Paul Celan has long been my favorite poet, and a setting of his work seemed overdue, especially with the appearance of excellent translations of his late work (my favorite) by Pierre Joris, so when I discovered the twenty-one poems of Breathturn had originally been published as a separate cycle called Breathcrystal, I didn’t need to look elsewhere. The melancholy and fragmentation of his work seemed to call for a darker sound, so I decided to use the classic Mozartian combination of clarinet, viola and piano, which was also taken up by Schumann in the wonderful Marchenerzahlungen op. 132, a personal favorite.

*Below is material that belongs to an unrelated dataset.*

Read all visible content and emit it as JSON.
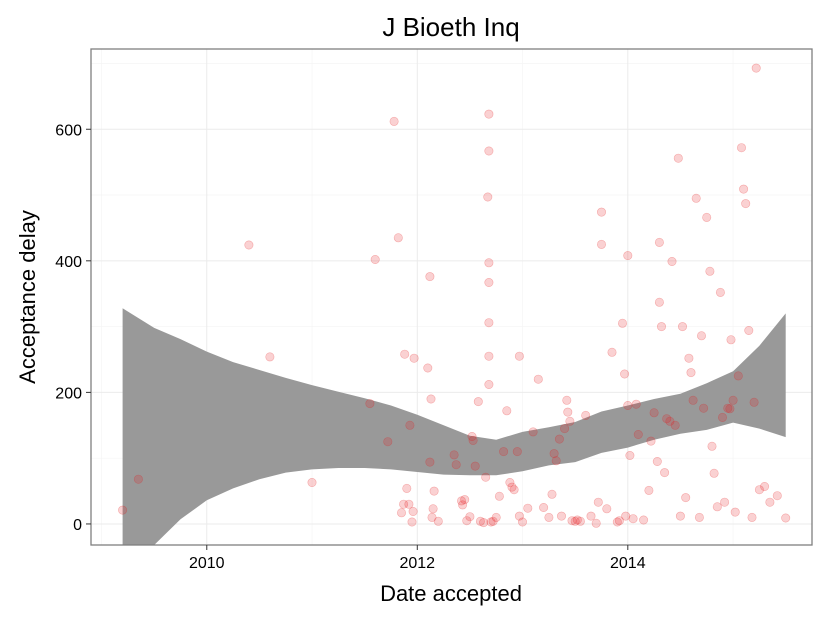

As in Still Morning I tried to unify the piece by favoring certain intervals (darker and more dissonant this time) and certain rhythmic shapes (more asymmetrical this time), although this time I attempted to somewhat disguise the unison properties of the accompaniment. As I worked I found certain ideas recurring, so that something vaguely resembling rondo form began to emerge; while there is no strict structure being followed, nevertheless I tried to give the piece a sense of symmetry by suggesting earlier ideas in later songs and reprising key musical ideas in the long poem, Eroded, that brings the work to a final frozen stillness.

Halfway through composition Kurt Vonnegut passed away, and as he had long been one of my favorite authors Breathcrystal is dedicated to his memory.